Fatih Altaylı – Haber Türk

Cumhuriyet davasında Musa Kart muhteşem mizahi bir savunma yaptı. Bu savunma tarihe geçecektir.
Ama Ahmet Şık’ın savunması da bir “manifesto”dur.
Dünya basın özgürlüğü tarihine geçecek ölçüde iyi hazırlanmış bir savunma, hatta savunmanın ötesinde “hücumdur”. FETÖ’cülükten yargılanan bir savcının tutuklamalarını ve altyapısını hazırladığı “adalet komedisi”, bu iki savunmayla FETÖ’nün tüm ürünleri gibi “rezil rüsva”edilmiştir. Ve çok açıktır ki bu davanın, o savcının “uydurduğu” delillerle hazırlanan iddianamesi ve “utançname”den yola çıkılarak sürdürülen tutukluluklar, FETÖ’nün Türkiye’ye saldırmak için kullandığı malzemelerden biridir.
Mahkeme heyetinin FETÖ tuzağında kalıp kalmayacağını ise pek yakında göreceğiz.

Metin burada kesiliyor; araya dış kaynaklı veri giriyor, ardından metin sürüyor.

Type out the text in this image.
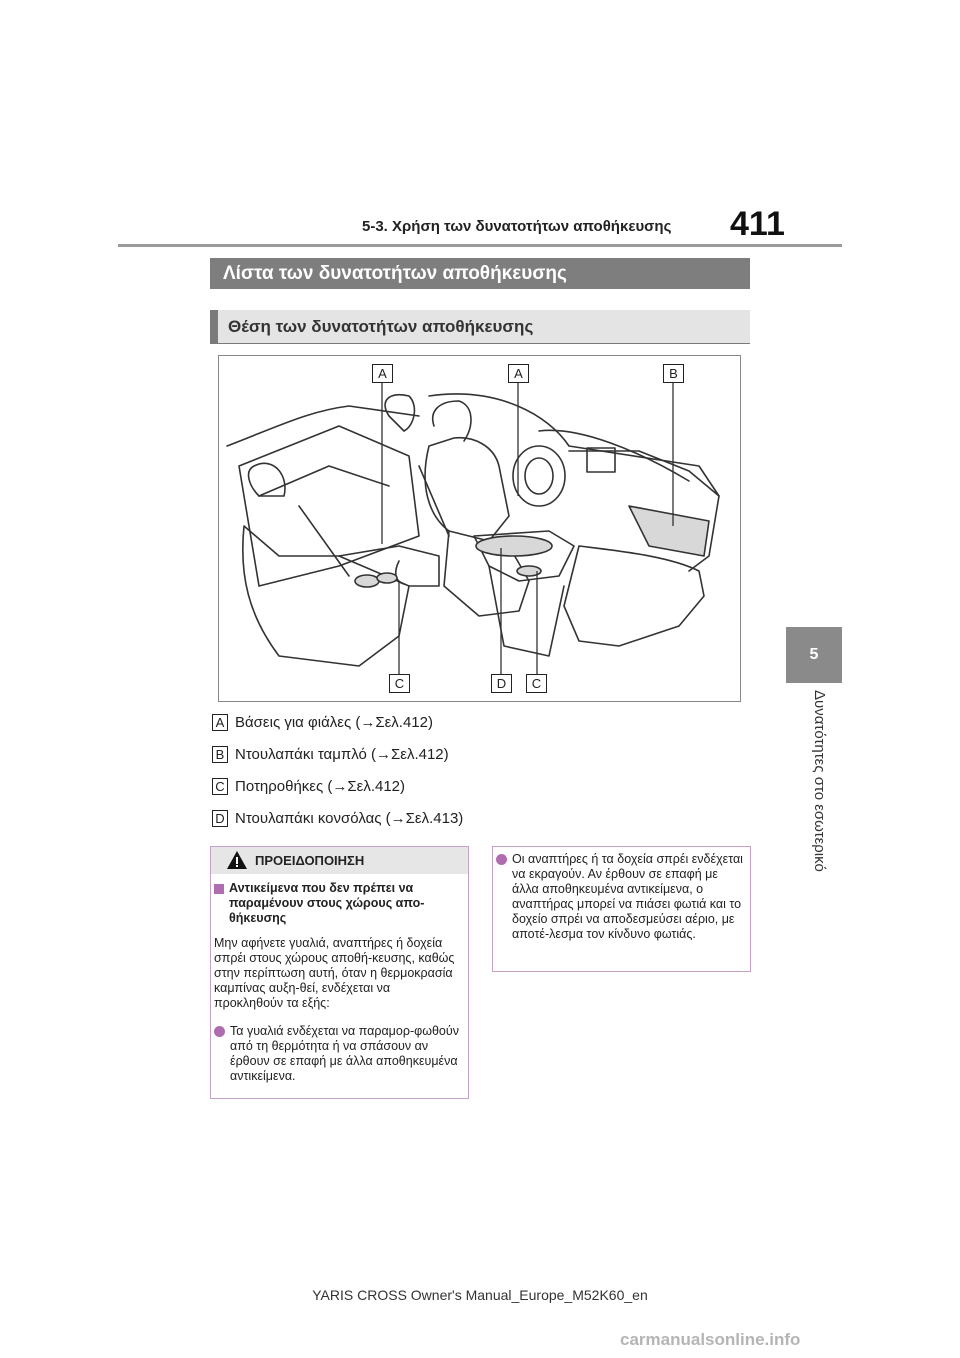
5-3. Χρήση των δυνατοτήτων αποθήκευσης 411
5
Δυνατότητες στο εσωτερικό
Λίστα των δυνατοτήτων αποθήκευσης
Θέση των δυνατοτήτων αποθήκευσης
A	A	B
C	D	C
A Βάσεις για φιάλες (→Σελ.412)
B Ντουλαπάκι ταμπλό (→Σελ.412)
C Ποτηροθήκες (→Σελ.412)
D Ντουλαπάκι κονσόλας (→Σελ.413)
ΠΡΟΕΙΔΟΠΟΙΗΣΗ
Αντικείμενα που δεν πρέπει να παραμένουν στους χώρους απο-θήκευσης
Μην αφήνετε γυαλιά, αναπτήρες ή δοχεία σπρέι στους χώρους αποθή-κευσης, καθώς στην περίπτωση αυτή, όταν η θερμοκρασία καμπίνας αυξη-θεί, ενδέχεται να προκληθούν τα εξής:
Τα γυαλιά ενδέχεται να παραμορ-φωθούν από τη θερμότητα ή να σπάσουν αν έρθουν σε επαφή με άλλα αποθηκευμένα αντικείμενα.
Οι αναπτήρες ή τα δοχεία σπρέι ενδέχεται να εκραγούν. Αν έρθουν σε επαφή με άλλα αποθηκευμένα αντικείμενα, ο αναπτήρας μπορεί να πιάσει φωτιά και το δοχείο σπρέι να αποδεσμεύσει αέριο, με αποτέ-λεσμα τον κίνδυνο φωτιάς.
YARIS CROSS Owner's Manual_Europe_M52K60_en
carmanualsonline.info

Mustafa Pamukoğlu – Aydınlık

Cumhuriyet ne hükümet ne de parti gazetesidir. Cumhuriyet’in bilimsel ve yaygın anlatımıyla demokrasinin savunucusudur
Cumhuriyet ve demokrasi fikir ve esaslarını yıkmaya çalışan her kuvvete karşı mücadele edecektir. Ülkemizde her anlamıyla gerçek bir demokrasi kurulması için bütün varlığı ile çalışacaktır.
Cumhuriyet Atatürk devrim ve ilkelerinin açtığı “aydınlanma” yolunda, aklın bağnazlıktan, bilimin dinden bağımsızlaşması ve laiklik ilkesinin toplumca benimsenmesi için çaba gösterecektir.
Cumhuriyet “İnsan Hakları ve Temel Özgürlükleri Bildirgesi”ni demokrasinin evrensel anayasası olarak kabul eder ve amaçlarını ancak Atatürk’ün kurduğu Türkiye Cumhuriyeti’nin bağımsızlığı ve bütünlüğü kapsamında ulaşılacağını temel ilke sayar.